Georg C. Lichtenberg

38.
Some people come by the name of genius in the same way that certain insects come by the name of centipede -- not because they have a hundred feet, but because most people can't count above 14.
Georg C. Lichtenberg

39.
We have no words for speaking of wisdom to the stupid.
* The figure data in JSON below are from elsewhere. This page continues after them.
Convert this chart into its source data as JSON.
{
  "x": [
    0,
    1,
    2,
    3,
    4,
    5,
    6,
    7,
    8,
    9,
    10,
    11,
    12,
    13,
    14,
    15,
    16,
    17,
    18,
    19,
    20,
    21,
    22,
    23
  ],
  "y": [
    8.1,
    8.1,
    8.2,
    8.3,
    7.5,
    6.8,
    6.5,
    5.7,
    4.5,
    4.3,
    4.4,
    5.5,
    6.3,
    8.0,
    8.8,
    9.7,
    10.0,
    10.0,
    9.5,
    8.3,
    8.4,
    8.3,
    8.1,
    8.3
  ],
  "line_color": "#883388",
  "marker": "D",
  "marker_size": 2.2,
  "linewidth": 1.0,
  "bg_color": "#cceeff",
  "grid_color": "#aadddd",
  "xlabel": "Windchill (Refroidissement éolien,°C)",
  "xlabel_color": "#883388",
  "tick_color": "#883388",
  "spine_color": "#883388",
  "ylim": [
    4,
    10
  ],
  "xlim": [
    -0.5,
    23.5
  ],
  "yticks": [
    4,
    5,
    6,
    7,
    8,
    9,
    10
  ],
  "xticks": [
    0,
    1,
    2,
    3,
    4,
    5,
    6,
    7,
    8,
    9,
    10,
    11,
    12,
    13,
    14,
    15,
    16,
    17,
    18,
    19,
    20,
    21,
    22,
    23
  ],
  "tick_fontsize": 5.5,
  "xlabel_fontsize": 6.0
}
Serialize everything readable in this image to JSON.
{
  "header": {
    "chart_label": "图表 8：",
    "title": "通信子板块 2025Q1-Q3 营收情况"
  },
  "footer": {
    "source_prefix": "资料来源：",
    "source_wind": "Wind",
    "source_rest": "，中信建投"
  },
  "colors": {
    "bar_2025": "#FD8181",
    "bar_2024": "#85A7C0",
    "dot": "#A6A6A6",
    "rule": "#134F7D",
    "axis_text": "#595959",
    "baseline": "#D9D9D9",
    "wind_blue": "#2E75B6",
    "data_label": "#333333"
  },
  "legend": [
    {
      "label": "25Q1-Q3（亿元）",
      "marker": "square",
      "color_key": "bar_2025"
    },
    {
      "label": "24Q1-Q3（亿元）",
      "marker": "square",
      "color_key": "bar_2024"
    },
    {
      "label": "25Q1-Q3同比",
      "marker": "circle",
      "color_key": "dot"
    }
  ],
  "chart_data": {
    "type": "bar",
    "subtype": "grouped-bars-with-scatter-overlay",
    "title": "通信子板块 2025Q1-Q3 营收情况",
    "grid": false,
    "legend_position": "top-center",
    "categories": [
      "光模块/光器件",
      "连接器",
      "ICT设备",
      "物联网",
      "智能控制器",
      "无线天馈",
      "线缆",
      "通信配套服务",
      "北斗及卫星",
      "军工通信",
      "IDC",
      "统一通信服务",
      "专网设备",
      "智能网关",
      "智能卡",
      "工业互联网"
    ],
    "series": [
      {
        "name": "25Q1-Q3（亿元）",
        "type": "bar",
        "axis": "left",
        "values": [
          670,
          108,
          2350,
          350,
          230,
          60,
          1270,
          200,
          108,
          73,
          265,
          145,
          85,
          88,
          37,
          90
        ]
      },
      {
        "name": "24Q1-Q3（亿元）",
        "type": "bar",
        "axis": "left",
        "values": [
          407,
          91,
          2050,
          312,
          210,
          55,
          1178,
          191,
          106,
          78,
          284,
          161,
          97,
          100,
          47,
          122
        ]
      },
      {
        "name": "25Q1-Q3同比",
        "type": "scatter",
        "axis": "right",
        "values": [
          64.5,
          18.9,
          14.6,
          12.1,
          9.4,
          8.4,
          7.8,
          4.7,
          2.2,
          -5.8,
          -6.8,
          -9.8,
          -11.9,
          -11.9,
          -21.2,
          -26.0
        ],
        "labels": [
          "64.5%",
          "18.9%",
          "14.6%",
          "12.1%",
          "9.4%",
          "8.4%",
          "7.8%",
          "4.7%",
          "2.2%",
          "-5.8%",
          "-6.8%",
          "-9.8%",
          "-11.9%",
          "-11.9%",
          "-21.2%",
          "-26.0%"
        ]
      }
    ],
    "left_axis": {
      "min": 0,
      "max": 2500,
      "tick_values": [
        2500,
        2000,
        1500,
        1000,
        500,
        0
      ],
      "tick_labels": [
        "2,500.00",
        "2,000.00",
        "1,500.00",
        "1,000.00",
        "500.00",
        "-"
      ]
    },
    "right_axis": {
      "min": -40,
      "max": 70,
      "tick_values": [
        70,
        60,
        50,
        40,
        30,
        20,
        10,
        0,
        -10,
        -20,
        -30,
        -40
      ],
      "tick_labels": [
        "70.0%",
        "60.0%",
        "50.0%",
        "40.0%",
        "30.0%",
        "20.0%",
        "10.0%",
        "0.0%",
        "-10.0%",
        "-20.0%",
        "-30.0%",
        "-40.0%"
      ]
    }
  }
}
He who understands the wise is wise already.
Georg C. Lichtenberg

40.
Ask yourself always: how can this be done better?
Georg C. Lichtenberg

41.
Just as we outgrow a pair of trousers, we outgrow acquaintances, libraries, principles, etc., at times before they're worn out and times - and this is the worst of all - before we have new ones.
Georg C. Lichtenberg

42.
If you are going to build something in the air it is always better to build castles than houses of cards.
Georg C. Lichtenberg

43.
Man is a masterpiece of creation . . .
Georg C. Lichtenberg

44.
Man is to be found in reason, God in the passions.
Georg C. Lichtenberg

45.
People who never have any time on their hands are those who do the least.
Georg C. Lichtenberg

46.
Nothing puts a greater obstacle in the way of the progress of knowledge than thinking that one knows what one does not yet know.
Georg C. Lichtenberg

47.
If all mankind were suddenly to practice honesty, many thousands of people would be sure to starve.
Georg C. Lichtenberg

48.
Rational free spirits are the light brigade who go on ahead and reconnoiter the ground which the heavy brigade of the orthodox will eventually occupy.
Georg C. Lichtenberg

49.
Food probably has a very great influence on the condition of men. Wine exercises a more visible influence, food does it more slowly but perhaps just as surely. Who knows if a well-prepared soup was not responsible for the pneumatic pump or a poor one for a war?
Georg C. Lichtenberg

50.
If people should ever start to do only what is necessary millions would die of hunger.